Hardcoded RSA private key used for JWT signing

At line 22, privateKey is assigned an inline -----BEGIN RSA PRIVATE KEY-----...-----END RSA PRIVATE KEY----- PEM block:

const privateKey = '-----BEGIN RSA PRIVATE KEY-----\r\nMIICXAIBAAKBgQDNwqLEe9wgTXCbC7+RPdDbBbeqjdbs4kOPOIGzqLpXvJXlxxW8iMz0EaM4BKUqYsIa+ndv3NAn2RxCd5ubVdJJcX43zO6Ko0TFEZx/65gY3BE0O6syCEmUP4qbSd6exou/F+WTISzbQ5FBVPVmhnYhG/kpwt/cIxK5iUn5hm+4tQIDAQAB...-----END RSA PRIVATE KEY-----'

This key is then used in two security-critical sinks:

• authorize(): jwt.sign(user, privateKey, { expiresIn: '6h', algorithm: 'RS256' }) — every authenticated session token is signed with this key.
• deluxeToken(): crypto.createHmac('sha256', privateKey) — used to mint the role-elevation token verified in isDeluxe().

Because the key lives in source, anyone with read access to the repository (or the published artifact) can forge arbitrary JWTs (including admin tokens) and arbitrary deluxe-role tokens. The matching publicKey is loaded from encryptionkeys/jwt.pub, confirming this is the real signing key for the deployed app, not a placeholder. The private key should be stored in a secret manager or environment variable and loaded at runtime, never committed.

1. Copy the PEM block from line 22 into a local file priv.pem.
2. Forge an admin JWT:

const jwt = require('jsonwebtoken');
const fs = require('fs');
const token = jwt.sign({ data: { id: 1, email: 'admin@juice-sh.op', role: 'admin' } }, fs.readFileSync('priv.pem'), { algorithm: 'RS256', expiresIn: '6h' });
console.log(token);

1. Submit the token in the Authorization: Bearer ... header — the server accepts it because the matching jwt.pub validates it.
2. Bonus: compute HMAC-SHA256(privateKey, email + 'deluxe') to forge a deluxe token and bypass the isDeluxe() check.

Unauthenticated attackers who view the repo (open-source) can forge JWTs for any user and any role, achieving full authentication bypass and privilege escalation to admin. They can also forge deluxe-membership tokens, bypassing paid-tier checks. Rotation requires replacing the key, redeploying, and invalidating every issued token.

Line 22 literally contains a full PEM-encoded RSA private key assigned to privateKey, which is then used by authorize() via jwt.sign(user, privateKey, { algorithm: 'RS256' }) and by deluxeToken() via crypto.createHmac('sha256', privateKey). The matching publicKey is loaded from encryptionkeys/jwt.pub and used by isAuthorized/verify/updateAuthenticatedUsers, so anyone with repo access can forge admin JWTs and deluxe HMACs that the server will accept. The scope explicitly instructs to treat the finding on production merit and not dismiss it due to Juice Shop being a training app. The detector's PoC (sign an admin claim with the leaked PEM and submit as Bearer token) is directly reachable.

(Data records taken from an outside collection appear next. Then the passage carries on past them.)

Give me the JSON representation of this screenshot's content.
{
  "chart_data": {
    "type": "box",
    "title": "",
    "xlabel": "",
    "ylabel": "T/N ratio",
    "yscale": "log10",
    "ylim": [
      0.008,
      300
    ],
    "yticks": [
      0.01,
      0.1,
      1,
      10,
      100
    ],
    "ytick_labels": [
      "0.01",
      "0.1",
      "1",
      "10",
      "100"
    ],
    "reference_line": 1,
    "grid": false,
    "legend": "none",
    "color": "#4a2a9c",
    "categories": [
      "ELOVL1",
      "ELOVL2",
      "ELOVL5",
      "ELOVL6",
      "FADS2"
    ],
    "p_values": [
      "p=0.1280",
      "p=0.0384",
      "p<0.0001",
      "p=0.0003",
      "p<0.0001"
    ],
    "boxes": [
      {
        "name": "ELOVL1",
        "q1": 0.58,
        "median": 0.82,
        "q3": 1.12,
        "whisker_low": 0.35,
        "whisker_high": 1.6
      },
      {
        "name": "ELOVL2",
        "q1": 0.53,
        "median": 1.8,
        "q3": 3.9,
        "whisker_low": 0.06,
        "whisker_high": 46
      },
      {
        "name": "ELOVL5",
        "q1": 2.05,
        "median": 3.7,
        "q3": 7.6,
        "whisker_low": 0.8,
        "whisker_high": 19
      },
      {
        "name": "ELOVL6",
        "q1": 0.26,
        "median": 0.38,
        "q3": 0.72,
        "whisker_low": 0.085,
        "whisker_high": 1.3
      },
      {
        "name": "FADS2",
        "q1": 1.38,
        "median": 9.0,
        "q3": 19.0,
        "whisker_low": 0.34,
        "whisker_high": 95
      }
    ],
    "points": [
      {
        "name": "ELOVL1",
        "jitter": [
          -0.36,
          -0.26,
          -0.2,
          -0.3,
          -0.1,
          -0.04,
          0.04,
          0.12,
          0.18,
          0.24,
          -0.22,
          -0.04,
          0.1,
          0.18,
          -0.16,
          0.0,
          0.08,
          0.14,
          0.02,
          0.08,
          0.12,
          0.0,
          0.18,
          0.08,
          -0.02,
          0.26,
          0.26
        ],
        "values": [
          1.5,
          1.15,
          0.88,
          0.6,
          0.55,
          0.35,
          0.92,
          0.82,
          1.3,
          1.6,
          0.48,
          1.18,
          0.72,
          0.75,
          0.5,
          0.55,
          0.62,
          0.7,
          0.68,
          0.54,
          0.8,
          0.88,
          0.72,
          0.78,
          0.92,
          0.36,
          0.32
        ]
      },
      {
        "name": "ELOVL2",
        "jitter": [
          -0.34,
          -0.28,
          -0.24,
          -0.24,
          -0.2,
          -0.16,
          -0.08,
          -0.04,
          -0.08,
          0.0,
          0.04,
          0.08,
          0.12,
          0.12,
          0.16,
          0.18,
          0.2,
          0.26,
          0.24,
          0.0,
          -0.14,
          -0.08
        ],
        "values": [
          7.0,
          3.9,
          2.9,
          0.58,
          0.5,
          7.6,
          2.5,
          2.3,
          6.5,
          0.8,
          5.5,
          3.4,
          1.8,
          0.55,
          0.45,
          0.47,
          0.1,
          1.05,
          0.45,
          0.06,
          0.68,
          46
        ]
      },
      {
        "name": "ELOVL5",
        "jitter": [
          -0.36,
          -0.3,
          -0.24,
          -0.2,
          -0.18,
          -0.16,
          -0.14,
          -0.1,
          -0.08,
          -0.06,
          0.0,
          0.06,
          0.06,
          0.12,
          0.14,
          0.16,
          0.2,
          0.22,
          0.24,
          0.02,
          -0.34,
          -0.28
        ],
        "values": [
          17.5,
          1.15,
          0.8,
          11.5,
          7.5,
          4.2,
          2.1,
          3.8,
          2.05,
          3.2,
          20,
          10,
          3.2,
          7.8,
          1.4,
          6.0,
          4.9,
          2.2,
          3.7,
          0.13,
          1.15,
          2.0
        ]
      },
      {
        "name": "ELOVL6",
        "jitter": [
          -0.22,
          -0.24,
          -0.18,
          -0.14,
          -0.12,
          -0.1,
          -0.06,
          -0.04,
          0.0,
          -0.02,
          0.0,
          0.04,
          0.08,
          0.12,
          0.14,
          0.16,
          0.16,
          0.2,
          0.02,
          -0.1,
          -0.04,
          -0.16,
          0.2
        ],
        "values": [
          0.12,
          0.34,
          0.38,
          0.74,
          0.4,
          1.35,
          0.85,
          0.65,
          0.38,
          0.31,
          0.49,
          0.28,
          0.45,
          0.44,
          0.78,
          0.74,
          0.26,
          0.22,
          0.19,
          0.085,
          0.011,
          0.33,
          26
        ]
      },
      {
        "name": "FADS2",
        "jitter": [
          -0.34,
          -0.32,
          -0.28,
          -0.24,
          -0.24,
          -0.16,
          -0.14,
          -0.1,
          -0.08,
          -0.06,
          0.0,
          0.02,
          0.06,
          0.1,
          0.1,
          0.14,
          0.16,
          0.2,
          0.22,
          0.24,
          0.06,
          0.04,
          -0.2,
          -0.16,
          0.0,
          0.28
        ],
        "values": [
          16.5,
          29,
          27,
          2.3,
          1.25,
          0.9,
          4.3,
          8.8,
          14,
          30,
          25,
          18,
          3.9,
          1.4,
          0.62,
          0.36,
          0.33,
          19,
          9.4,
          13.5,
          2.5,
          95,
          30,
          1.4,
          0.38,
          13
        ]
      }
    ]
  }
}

The RSA private key is hardcoded at line 22 and used by authorize() to sign every JWT with RS256, while the matching public key at encryptionkeys/jwt.pub is used by isAuthorized()/verify() to validate tokens — so anyone reading the open-source repo can forge a JWT with role: 'admin' and any user id, plus forge the deluxeToken() HMAC (also keyed on privateKey) to satisfy isDeluxe(). Exploitation is fully remote over HTTP via the Authorization header, requires no prior authentication, no user interaction, and no special preconditions beyond copying the embedded PEM. Forged admin tokens grant total compromise of confidentiality (read any user/order data), integrity (modify any record via admin endpoints), and availability (admin can delete/disrupt data), all within the application's own authority so scope is Unchanged.